When it comes to choosing their own end-of-life care, a vast majority of physicians would opt for a "do-not-resuscitate" order or "no code" status when facing terminal illness, according to research from Stanford University School of Medicine.
The new study, published in the journal PLOS ONE, looked at why a discrepancy exists between what doctors want for themselves and the more aggressive measures often provided to their patients.
For their analysis, the researchers examined two existing studies that looked at physicians' views of end-of-life treatment since the passage of the Self-Determination Act in 1990, which gives patients more control over advance care decisions. Advance directives are legally valid documents which allow patients to declare what medical interventions they would or would not want if they are incapacitated in the future.
In one study, conducted in 2013, 1,081 physicians at Stanford Hospital & Clinics and the Veterans Affairs Palo Alto Health Care System, completed advance directive forms on the web, as well as a survey on their feelings about end-of-life medical treatments and procedures. The other study, from 1989, looked at 790 physicians from Arkansas who filled out surveys about their opinion of advance directives.
Researchers found that 88.3 percent of the doctors surveyed in 2013 said they would choose "no code" or "do-not-resuscitate" orders for themselves, similar to the findings from two decades earlier.
Attitudes about end-of-life care varied depending on a physician's specialty. Emergency physicians, pediatricians, obstetrician-gynecologists and those in physical medicine and rehabilitation had more favorable attitudes toward advance directives. Radiologists, surgeons, orthopedists and radiation oncologists were less favorable.
More than 80 percent of patients agree they would not want intense medical intervention in their final days. But their wishes are not always carried out. Only about 30 percent of Americans actually sign an advance directive. And even then, researchers say sometimes doctors override the patient's request in favor of their own medical judgment.

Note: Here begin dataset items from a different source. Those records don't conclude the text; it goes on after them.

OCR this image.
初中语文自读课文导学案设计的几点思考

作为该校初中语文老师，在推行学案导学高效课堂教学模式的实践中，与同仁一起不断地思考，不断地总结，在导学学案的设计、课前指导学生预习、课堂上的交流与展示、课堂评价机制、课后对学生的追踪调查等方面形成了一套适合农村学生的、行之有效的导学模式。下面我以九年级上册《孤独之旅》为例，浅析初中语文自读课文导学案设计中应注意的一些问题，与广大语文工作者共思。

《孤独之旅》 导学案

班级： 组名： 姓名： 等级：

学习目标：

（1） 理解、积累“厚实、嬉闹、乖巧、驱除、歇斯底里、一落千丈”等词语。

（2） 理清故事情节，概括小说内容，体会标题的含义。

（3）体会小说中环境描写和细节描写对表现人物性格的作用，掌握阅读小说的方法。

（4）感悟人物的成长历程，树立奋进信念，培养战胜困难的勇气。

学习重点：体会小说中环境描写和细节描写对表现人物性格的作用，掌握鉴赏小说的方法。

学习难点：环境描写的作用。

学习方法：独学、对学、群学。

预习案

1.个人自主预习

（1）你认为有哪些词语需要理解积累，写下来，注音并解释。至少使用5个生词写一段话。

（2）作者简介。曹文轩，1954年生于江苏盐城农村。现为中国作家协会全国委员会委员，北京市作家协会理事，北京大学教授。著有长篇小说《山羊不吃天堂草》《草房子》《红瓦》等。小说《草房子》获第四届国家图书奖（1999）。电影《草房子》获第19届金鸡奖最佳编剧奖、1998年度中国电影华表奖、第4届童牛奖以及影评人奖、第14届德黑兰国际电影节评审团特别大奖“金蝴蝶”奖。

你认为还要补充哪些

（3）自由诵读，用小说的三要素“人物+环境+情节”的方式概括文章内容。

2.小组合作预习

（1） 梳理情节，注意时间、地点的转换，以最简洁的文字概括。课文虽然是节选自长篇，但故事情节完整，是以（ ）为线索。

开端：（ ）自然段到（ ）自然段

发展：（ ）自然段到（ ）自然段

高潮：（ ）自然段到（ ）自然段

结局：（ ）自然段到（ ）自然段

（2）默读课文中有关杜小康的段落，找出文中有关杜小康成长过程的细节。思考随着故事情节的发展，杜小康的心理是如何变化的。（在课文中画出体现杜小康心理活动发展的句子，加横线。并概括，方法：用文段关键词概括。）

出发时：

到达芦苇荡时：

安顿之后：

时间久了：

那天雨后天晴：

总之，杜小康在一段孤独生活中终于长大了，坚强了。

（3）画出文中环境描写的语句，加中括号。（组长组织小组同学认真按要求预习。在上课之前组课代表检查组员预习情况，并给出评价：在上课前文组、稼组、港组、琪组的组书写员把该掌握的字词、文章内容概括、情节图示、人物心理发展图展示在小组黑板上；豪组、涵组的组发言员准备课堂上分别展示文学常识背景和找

"An important factor," the study says, "is the culture of modern biomedicine with its default set to maximal interventions for all patients, irrespective of the effectiveness of doing so."
The authors also note that "doctors tend to be very optimistic and overestimate the prognosis and life-span of their patients," making them reluctant to give up on treatment efforts.
For many patients, end-of-life medical care is marked by aggressive and costly medical treatment that results in little benefit. In 2008, Medicare paid out $50 billion for the care of patients in the last two months of their lives.
"It seems like there's a disparity between what patients want done, and what doctors ultimately do for them," said CBS News chief medical correspondent Dr. Jon LaPook.
Talking about end-of-life decisions can be difficult for doctors, patients and their families, but LaPook says it's a crucial conversation to have. "The communication is so important."
"One of the biggest issues is the fact that doctors may not always be the best communicators," Dr. Nathan Goldstein, an associate professor of geriatrics and palliative medicine at Mount Sinai Hospital in New York, told CBS News. "We'll ask patients with serious illness, 'If you got so sick and your heart were to stop, do you want us to restart it?' And a patient's answer is always, 'Yeah, my heart's pretty important, of course I want you to restart it!'"
The problem, he said, is that the doctor may fail to explain the true significance of that scenario. In a severely ill patient with cancer, for example, even if it's possible to get their heart beating again, "the chance that they would come back to be the person that they are, the person they can interact with their family in a meaningful way, is very, very, very small."
Instead, he explains, "what we should be doing is focusing on what it is they want, what their goal is, what's important to them."
Goldstein also suggested that when faced with a treatment decision, patients should consider not just whether it may extend their life, but whether it will make them feel better and improve their quality of life. "We're always focused on the first one," he said, "but it's the other two I think that are often just as important."